Seligmann B E, Fletcher M P, Gallin J I
J Immunol. 1983 Apr;130(4):1902-9.
Previous reports have suggested that histamine modulates neutrophil chemotaxis, but this has not been observed by all laboratories. We have re-addressed this controversial point and demonstrate that histamine and H1- and H2-receptor-specific agonists cause limited inhibition of chemotaxis while stimulating chemokinesis. Furthermore, using the chemoattractant N-formyl-methionyl-leucyl-phenylalanine (f-met-leu-phe) as a stimulus, we demonstrate that histamine and H1/H2 agonists inhibit f-met-leu-phe-stimulated changes in membrane potential (monitored with the cyanine dye dipentyloxacarbocyanine), superoxide anion production (cytochrome c reduction), hydrogen peroxide formation (scopoletin fluorescence), and degranulation of granule contents (lysozyme and beta-glucuronidase) in a dose-dependent manner but have no effect on neutrophil functions stimulated by the secretagogues phorbol myristate acetate or A23187. All inhibitory effects of histamine and the H1/H2 agonists are reversed in a competitive manner by the H2 antagonist cimetidine. In addition, structure-activity studies using H1 and H2 receptor agonists and antagonists indicate that a single site with specificity for both H1 and H2 analogue structures modulates the various f-met-leu-phe-stimulated functions studied. Kinetic studies demonstrate that the inhibitory effects of histamine on neutrophil function are only observed when histamine is added before f-met-leu-phe and that inhibition occurs within 10 to 20 sec of histamine addition, does not persist after its removal, and is reversed by addition of cimetidine 10 to 20 sec before stimulation with f-met-leu-phe. Although the inhibitory effects of histamine are exerted early in the sequence of PMN activation by f-met-leu-phe, histamine does not affect the binding or internalization of f-met-leu-[3H]phe. The ability of histamine to modify the variety of neutrophil responses demonstrated in this report suggests an important and direct role for histamine in the regulation of inflammatory reactions in acute allergic settings or other disease states in which histamine release may occur.
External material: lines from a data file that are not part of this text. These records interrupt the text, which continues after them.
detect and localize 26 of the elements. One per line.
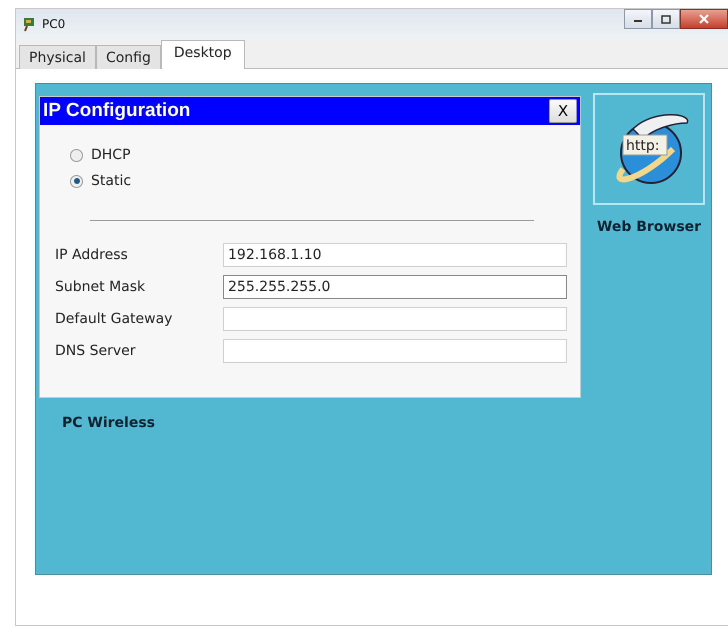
tab[interactable]: Config <box>96 45 161 69</box>
tab[interactable]: Desktop <box>160 40 245 69</box>
maximize-button[interactable] <box>652 9 680 29</box>
field-label: DNS Server <box>55 343 136 359</box>
close-button[interactable] <box>680 9 728 29</box>
app-label[interactable]: Web Browser <box>596 219 702 235</box>
field-label: Subnet Mask <box>55 279 146 295</box>
dialog-title: IP Configuration <box>42 100 190 122</box>
input-field[interactable] <box>223 307 567 331</box>
app-label[interactable]: PC Wireless <box>62 415 156 431</box>
radio-button[interactable] <box>70 174 83 188</box>
radio-button[interactable] <box>70 148 83 162</box>
field-label: Default Gateway <box>55 311 174 327</box>
close-button[interactable]: X <box>549 99 577 123</box>
tab[interactable]: Physical <box>19 45 96 69</box>
radio-label: DHCP <box>91 147 131 163</box>
field-label: IP Address <box>55 247 129 263</box>
app-icon-frame[interactable]: http: <box>593 93 705 205</box>
maximize-icon <box>661 14 671 24</box>
input-field[interactable] <box>223 339 567 363</box>
radio-label: Static <box>91 173 132 189</box>
close-icon <box>698 14 710 24</box>
input-field[interactable]: 192.168.1.10 <box>223 243 567 267</box>
window-title: PC0 <box>42 17 66 31</box>
input-field[interactable]: 255.255.255.0 <box>223 275 567 299</box>
minimize-button[interactable] <box>624 9 652 29</box>
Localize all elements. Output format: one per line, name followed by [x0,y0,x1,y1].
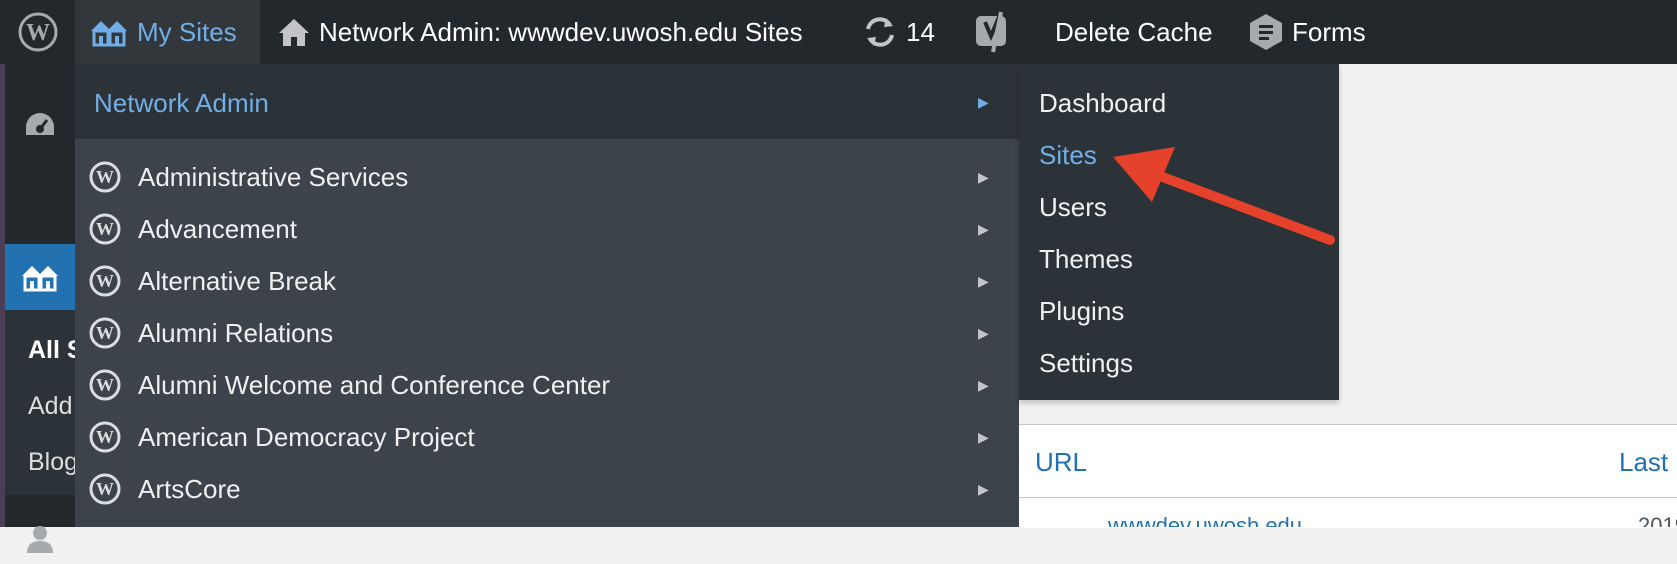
submenu-arrow-icon: ▶ [978,94,989,110]
yoast-seo-menu[interactable] [975,0,1011,64]
wordpress-icon: W [89,213,121,250]
delete-cache-button[interactable]: Delete Cache [1055,0,1213,64]
sidebar-item-users[interactable] [5,514,75,564]
network-admin-submenu: Dashboard Sites Users Themes Plugins Set… [1019,64,1339,400]
site-item[interactable]: W ArtsCore ▶ [75,463,1019,515]
forms-icon [1250,14,1282,50]
column-last-updated[interactable]: Last [1619,447,1668,478]
svg-text:W: W [96,323,114,343]
site-name: ArtsCore [138,474,241,504]
forms-menu[interactable]: Forms [1248,0,1366,64]
svg-text:W: W [96,375,114,395]
submenu-arrow-icon: ▶ [978,273,989,289]
site-name: Alumni Relations [138,318,334,348]
svg-text:W: W [26,20,50,46]
table-row-url[interactable]: wwwdev.uwosh.edu [1108,513,1308,527]
sidebar-item-sites[interactable] [5,244,75,310]
update-icon [866,17,894,47]
site-item[interactable]: W American Democracy Project ▶ [75,411,1019,463]
site-item[interactable]: W Advancement ▶ [75,203,1019,255]
wordpress-icon: W [89,421,121,458]
network-admin-menu-item[interactable]: Network Admin ▶ [75,64,1019,139]
submenu-dashboard[interactable]: Dashboard [1039,88,1166,119]
svg-text:W: W [96,271,114,291]
network-admin-menu-label: Network Admin [94,88,269,118]
my-sites-dropdown: Network Admin ▶ W Administrative Service… [75,64,1019,527]
dashboard-icon [26,113,54,135]
submenu-add-new[interactable]: Add New [28,392,75,421]
submenu-users[interactable]: Users [1039,192,1107,223]
sidebar-item-dashboard[interactable] [5,89,75,159]
submenu-arrow-icon: ▶ [978,429,989,445]
delete-cache-label: Delete Cache [1055,16,1213,47]
submenu-settings[interactable]: Settings [1039,348,1133,379]
wordpress-icon: W [89,161,121,198]
site-item[interactable]: W Alumni Relations ▶ [75,307,1019,359]
updates-count: 14 [906,16,935,47]
submenu-themes[interactable]: Themes [1039,244,1133,275]
network-admin-menu[interactable]: Network Admin: wwwdev.uwosh.edu Sites [277,0,803,64]
submenu-sites[interactable]: Sites [1039,140,1097,171]
site-name: Alternative Break [138,266,336,296]
submenu-plugins[interactable]: Plugins [1039,296,1124,327]
table-header: URL Last [1018,425,1677,498]
home-icon [279,19,309,46]
submenu-blogs[interactable]: Blogs [28,448,75,477]
svg-text:W: W [96,167,114,187]
updates-menu[interactable]: 14 [862,0,935,64]
my-sites-icon [91,15,127,47]
wordpress-icon: W [89,369,121,406]
wordpress-logo-menu[interactable]: W [0,0,75,64]
site-item[interactable]: W Alumni Welcome and Conference Center ▶ [75,359,1019,411]
site-name: Advancement [138,214,297,244]
site-name: American Democracy Project [138,422,475,452]
submenu-arrow-icon: ▶ [978,377,989,393]
submenu-arrow-icon: ▶ [978,221,989,237]
submenu-arrow-icon: ▶ [978,325,989,341]
svg-text:W: W [96,427,114,447]
site-name: Administrative Services [138,162,409,192]
my-sites-label: My Sites [137,16,237,47]
submenu-all-sites[interactable]: All Sites [28,336,75,365]
table-row-date: 2019 [1638,513,1677,527]
svg-text:W: W [96,219,114,239]
wordpress-icon: W [89,265,121,302]
wordpress-icon: W [89,473,121,510]
forms-label: Forms [1292,16,1366,47]
svg-text:W: W [96,479,114,499]
sites-table: URL Last wwwdev.uwosh.edu 2019 [1018,424,1677,528]
submenu-arrow-icon: ▶ [978,481,989,497]
network-admin-label: Network Admin: wwwdev.uwosh.edu Sites [319,16,803,47]
site-name: Alumni Welcome and Conference Center [138,370,611,400]
admin-sidebar: All Sites Add New Blogs [5,64,75,553]
site-item[interactable]: W Alternative Break ▶ [75,255,1019,307]
yoast-icon [976,11,1006,53]
submenu-arrow-icon: ▶ [978,169,989,185]
wordpress-icon: W [18,12,57,52]
user-icon [27,526,53,553]
sites-submenu: All Sites Add New Blogs [5,310,75,495]
column-url[interactable]: URL [1035,447,1087,478]
my-sites-menu[interactable]: My Sites [75,0,260,64]
site-item[interactable]: W Administrative Services ▶ [75,151,1019,203]
sites-icon [22,266,58,292]
wordpress-icon: W [89,317,121,354]
admin-bar: W My Sites Network Admin: wwwdev.uwosh.e… [0,0,1677,64]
先前的报告表明组胺可调节中性粒细胞趋化性,但并非所有实验室都观察到这一现象。我们重新探讨了这一有争议的问题,并证明组胺以及H1和H2受体特异性激动剂在刺激细胞运动的同时,对趋化性仅有有限的抑制作用。此外,以趋化因子N-甲酰甲硫氨酰-亮氨酰-苯丙氨酸(f-met-leu-phe)作为刺激物,我们证明组胺和H1/H2激动剂以剂量依赖的方式抑制f-met-leu-phe刺激的膜电位变化(用花青染料二戊基氧杂羰花青监测)、超氧阴离子产生(细胞色素c还原)、过氧化氢形成(东莨菪亭荧光)以及颗粒内容物脱颗粒(溶菌酶和β-葡萄糖醛酸酶),但对佛波酯肉豆蔻酸酯或A23187等促分泌剂刺激的中性粒细胞功能没有影响。组胺和H1/H2激动剂的所有抑制作用都可被H2拮抗剂西咪替丁以竞争性方式逆转。此外,使用H1和H2受体激动剂及拮抗剂进行的构效关系研究表明,一个对H1和H2类似物结构均具有特异性的单一位点可调节所研究的各种f-met-leu-phe刺激的功能。动力学研究表明,只有在f-met-leu-phe之前加入组胺时,才能观察到组胺对中性粒细胞功能的抑制作用,且抑制作用在加入组胺后的10至20秒内出现,去除组胺后不再持续,并且在f-met-leu-phe刺激前10至20秒加入西咪替丁可使其逆转。尽管组胺的抑制作用在f-met-leu-phe激活多形核白细胞(PMN)的早期阶段发挥作用,但组胺并不影响f-met-leu-[3H]phe的结合或内化。组胺能够改变本报告中所证明的多种中性粒细胞反应,这表明组胺在急性过敏反应或其他可能发生组胺释放的疾病状态下的炎症反应调节中具有重要且直接的作用。